Öyle de oldu ve liderlerin BM Genel Sekreteri Antonio Gutteres ile buluşmalarından sonra sağlanan mutabakat çerçevesinde bütün başlıkların birbirlerine bağlı olarak, yani karşılıklı bağımlılık ilişkisi içinde müzakere edileceği vurgulandı. Fakat bu müzakere sürecinde güvenlik-garantiler başlığına, geçen hafta belirttiğimi gibi, öncelik verileceği de ortadadır. Hatta, bu başlıkta yaşanacak gelişmelerin sürecin kaderini belirleyeceği açıktır.
Kısacası, az gittik uz gittik, altı ay önce neredeysek, oraya vardık. Çok değerli bir zaman kaybından sonra, Birinci Cenevre toplantısı öncesine gelip dayandık. Bu yüzden yazıma, 4 Aralık 2016 tarihinde, yani Birinci Cenevre öncesinde Yenidüzen’de yazdıklarımla devam etmeyi uygun buluyorum.

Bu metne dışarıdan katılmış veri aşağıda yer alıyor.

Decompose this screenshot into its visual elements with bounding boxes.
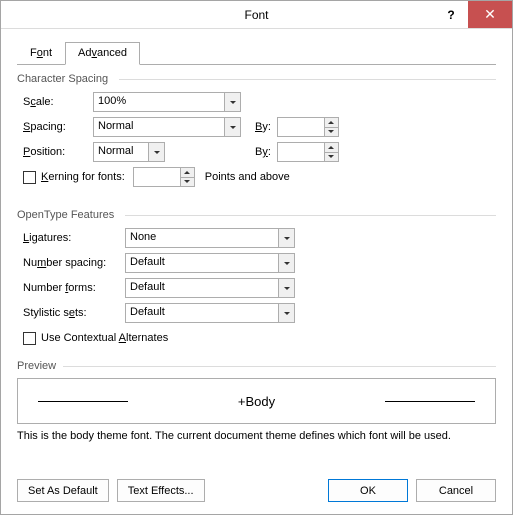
- preview-line-left: [38, 401, 128, 402]
- close-icon: ✕: [484, 6, 496, 23]
- preview-text: +Body: [238, 394, 275, 409]
- scale-combo[interactable]: 100%: [93, 92, 241, 112]
- font-dialog: Font ? ✕ Font Advanced Character Spacing…: [0, 0, 513, 515]
- preview-line-right: [385, 401, 475, 402]
- kerning-unit-label: Points and above: [205, 171, 290, 183]
- tab-strip: Font Advanced: [17, 41, 496, 65]
- position-combo[interactable]: Normal: [93, 142, 165, 162]
- contextual-label: Use Contextual Alternates: [41, 332, 168, 344]
- help-button[interactable]: ?: [434, 1, 468, 28]
- numforms-label: Number forms:: [23, 282, 125, 294]
- position-label: Position:: [23, 146, 93, 158]
- chevron-down-icon: [278, 279, 294, 297]
- stylsets-label: Stylistic sets:: [23, 307, 125, 319]
- group-opentype: OpenType Features: [17, 209, 496, 221]
- titlebar: Font ? ✕: [1, 1, 512, 29]
- chevron-down-icon: [278, 304, 294, 322]
- spacing-combo[interactable]: Normal: [93, 117, 241, 137]
- preview-box: +Body: [17, 378, 496, 424]
- numspacing-label: Number spacing:: [23, 257, 125, 269]
- ok-button[interactable]: OK: [328, 479, 408, 502]
- chevron-down-icon: [278, 254, 294, 272]
- numforms-combo[interactable]: Default: [125, 278, 295, 298]
- preview-description: This is the body theme font. The current…: [17, 430, 496, 442]
- text-effects-button[interactable]: Text Effects...: [117, 479, 205, 502]
- kerning-checkbox[interactable]: [23, 171, 36, 184]
- kerning-spinner[interactable]: [133, 167, 195, 187]
- ligatures-combo[interactable]: None: [125, 228, 295, 248]
- tab-font[interactable]: Font: [17, 42, 65, 65]
- spacing-label: Spacing:: [23, 121, 93, 133]
- position-by-spinner[interactable]: [277, 142, 339, 162]
- cancel-button[interactable]: Cancel: [416, 479, 496, 502]
- chevron-down-icon: [224, 118, 240, 136]
- help-icon: ?: [447, 8, 454, 22]
- spacing-by-spinner[interactable]: [277, 117, 339, 137]
- ligatures-label: Ligatures:: [23, 232, 125, 244]
- position-by-label: By:: [255, 146, 271, 158]
- chevron-down-icon: [278, 229, 294, 247]
- scale-label: Scale:: [23, 96, 93, 108]
- kerning-label: Kerning for fonts:: [41, 171, 125, 183]
- group-preview: Preview: [17, 360, 496, 372]
- tab-advanced[interactable]: Advanced: [65, 42, 140, 65]
- group-character-spacing: Character Spacing: [17, 73, 496, 85]
- chevron-down-icon: [224, 93, 240, 111]
- stylsets-combo[interactable]: Default: [125, 303, 295, 323]
- spacing-by-label: By:: [255, 121, 271, 133]
- set-default-button[interactable]: Set As Default: [17, 479, 109, 502]
- chevron-down-icon: [148, 143, 164, 161]
- close-button[interactable]: ✕: [468, 1, 512, 28]
- dialog-title: Font: [244, 8, 268, 22]
- numspacing-combo[interactable]: Default: [125, 253, 295, 273]
- contextual-checkbox[interactable]: [23, 332, 36, 345]
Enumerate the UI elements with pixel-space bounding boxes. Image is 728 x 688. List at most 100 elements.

“Anlaşılacağı üzere, bundan sonra müzakerelerin merkezinde garantiler konusu vardır ve bu konuda anlaşma sağlanırsa, tarihte ilk defa iki toplum arasında yapılan müzakereler sonucunda ortaya kapsamlı bir çözüm planı çıkacak. Tabii, nihai çözüm için referandumları beklemek gerekecek.

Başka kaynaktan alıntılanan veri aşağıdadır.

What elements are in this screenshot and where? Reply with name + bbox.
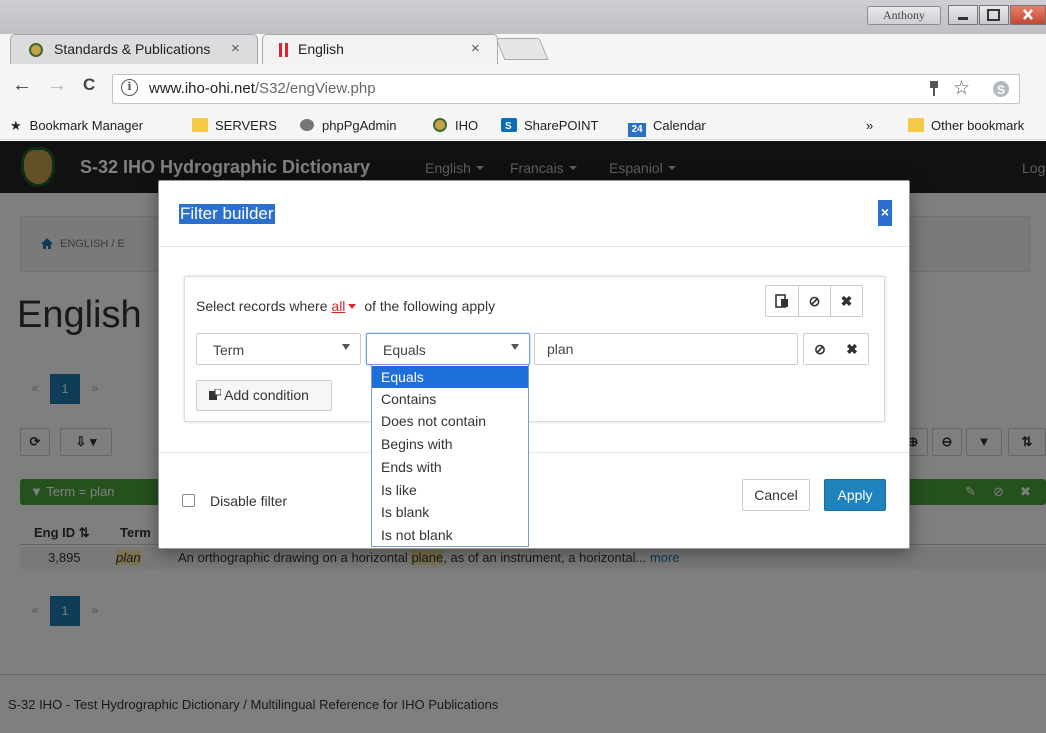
filter-group: Select records where all of the followin… [184, 276, 885, 422]
tab-english[interactable]: English × [262, 34, 498, 64]
site-info-icon[interactable]: i [121, 79, 138, 96]
add-group-button[interactable] [766, 286, 798, 316]
disable-group-button[interactable]: ⊘ [798, 286, 830, 316]
disable-filter-checkbox[interactable] [182, 494, 195, 507]
operator-select[interactable]: Equals [366, 333, 530, 365]
chevron-down-icon [342, 344, 350, 350]
remove-condition-button[interactable]: ✖ [836, 334, 868, 364]
bookmark-calendar[interactable]: 24 Calendar [628, 118, 706, 137]
caret-down-icon[interactable] [348, 304, 357, 309]
tab-title: Standards & Publications [54, 41, 211, 57]
group-actions: ⊘ ✖ [765, 285, 863, 317]
option-contains[interactable]: Contains [372, 388, 528, 410]
address-bar[interactable]: i www.iho-ohi.net/S32/engView.php ☆ S [112, 74, 1020, 104]
back-button[interactable]: ← [12, 74, 32, 97]
address-url: www.iho-ohi.net/S32/engView.php [149, 80, 376, 97]
option-is-like[interactable]: Is like [372, 479, 528, 501]
chevron-down-icon [511, 344, 519, 350]
reload-button[interactable]: C [83, 75, 95, 95]
option-equals[interactable]: Equals [372, 366, 528, 388]
dialog-footer-divider [159, 452, 909, 453]
option-is-blank[interactable]: Is blank [372, 501, 528, 523]
bookmark-star-icon[interactable]: ☆ [953, 77, 970, 100]
tab-standards[interactable]: Standards & Publications × [10, 34, 258, 64]
option-does-not-contain[interactable]: Does not contain [372, 410, 528, 432]
add-condition-icon [209, 387, 224, 403]
dialog-title: Filter builder [179, 204, 275, 224]
tab-close-icon[interactable]: × [471, 40, 480, 57]
folder-icon [192, 118, 208, 132]
tab-title: English [298, 41, 344, 57]
profile-button[interactable]: Anthony [867, 6, 941, 25]
maximize-button[interactable] [979, 5, 1009, 25]
dialog-header: Filter builder × [159, 181, 909, 247]
skype-extension-icon[interactable]: S [991, 79, 1011, 102]
operator-dropdown-list: Equals Contains Does not contain Begins … [371, 364, 529, 547]
star-icon: ★ [10, 118, 22, 133]
app-favicon-icon [276, 42, 292, 58]
remove-group-button[interactable]: ✖ [830, 286, 862, 316]
option-ends-with[interactable]: Ends with [372, 456, 528, 478]
bookmark-phppgadmin[interactable]: phpPgAdmin [299, 118, 396, 133]
match-mode-selector[interactable]: all [331, 298, 345, 314]
field-select[interactable]: Term [196, 333, 361, 365]
bookmarks-overflow[interactable]: » [866, 118, 873, 133]
minimize-button[interactable] [948, 5, 978, 25]
disable-condition-button[interactable]: ⊘ [804, 334, 836, 364]
tab-strip: Standards & Publications × English × Ant… [0, 0, 1046, 66]
value-input[interactable] [534, 333, 798, 365]
bookmark-iho[interactable]: IHO [432, 118, 478, 133]
option-is-not-blank[interactable]: Is not blank [372, 524, 528, 546]
tab-close-icon[interactable]: × [231, 40, 240, 57]
iho-icon [432, 118, 448, 132]
apply-button[interactable]: Apply [824, 479, 886, 511]
other-bookmarks[interactable]: Other bookmark [908, 118, 1024, 133]
close-window-button[interactable] [1010, 5, 1046, 25]
iho-favicon-icon [28, 42, 44, 58]
svg-text:S: S [997, 83, 1005, 97]
elephant-icon [299, 118, 315, 132]
bookmarks-bar: ★ Bookmark Manager SERVERS phpPgAdmin IHO… [0, 112, 1046, 140]
bookmark-manager[interactable]: ★ Bookmark Manager [10, 118, 143, 134]
condition-actions: ⊘ ✖ [803, 333, 869, 365]
calendar-icon: 24 [628, 123, 646, 137]
bookmark-servers[interactable]: SERVERS [192, 118, 277, 133]
cancel-button[interactable]: Cancel [742, 479, 810, 511]
svg-text:S: S [505, 121, 512, 132]
bookmark-sharepoint[interactable]: S SharePOINT [501, 118, 598, 133]
option-begins-with[interactable]: Begins with [372, 433, 528, 455]
dialog-close-button[interactable]: × [878, 200, 892, 226]
new-tab-button[interactable] [495, 38, 549, 60]
add-condition-button[interactable]: Add condition [196, 380, 332, 411]
filter-builder-dialog: Filter builder × Select records where al… [158, 180, 910, 549]
sharepoint-icon: S [501, 118, 517, 132]
folder-icon [908, 118, 924, 132]
forward-button[interactable]: → [47, 74, 67, 97]
filter-group-lead: Select records where all of the followin… [196, 298, 496, 314]
disable-filter-label[interactable]: Disable filter [210, 493, 287, 509]
extension-icon[interactable] [927, 80, 941, 101]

Kısacası, Kıbrıs’ta çözüm garantiler konusuna endekslenmiş bulunuyor ve söz konusu garantiler olunca da, sözün büyüğü Türkiye ile Yunanistan’a düşüyor. Şimdi bütün dikkatler bu iki ülke arasında yapılacak, aslında bir biçimde yapılmakta olan açık, gizli, dolaylı vs. diplomasi faaliyetlerine çevrilmiştir.
Bu zor aşamada çözüm karşıtı güçler elbette boş durmayacaklardır. Sürecin baltalanması ve görüşmelerin çıkmaza girmesi için yoğun bir propaganda dönemi başlatacaklardır. Kıbrıs’ın güneyinde “sıfır garanti, sıfır asker” sesleri daha şimdiden yükselmiş bulunuyor. Yunanistan’da bu koroya katılacak milliyetçilerle popülistlerin, Batı karşıtı “solcu yurtseverlerin” sayısı hiç de az değildir.
Türk Ret Cephesinde yer alanlar ise “Türkiye’nin etkin ve fiili garantisinden” dem vuruyorlar. Ankara karşısında biraz çekingen davrandıkları için fazla bağırmıyorlar belki ama Türkiye’den bu yönde yükselecek seslerden medet umuyorlar.
Fakat garantiler konusu hiç kimsenin göğsünü gere gere yüksek perdeden konuşacağı bir konu değildir. Çünkü 1960 Garanti Antlaşması bütün taraflarca ihlal edilmiş bir anlaşmadır.
Yunanistan, Kıbrıs Cumhuriyeti’nin anayasal düzenini korumak bir yana, 1964 yılında adaya gizlice asker soktu ve 15 Temmuz 1974 tarihinde de darbe yaparak -aslında bu silahlı bir dış müdahaledir- anayasal düzeni yıktı.
İngiltere anayasal düzeni koruma yükümlülüğünü yerine getirmek için en küçük bir çaba sarf etmedi.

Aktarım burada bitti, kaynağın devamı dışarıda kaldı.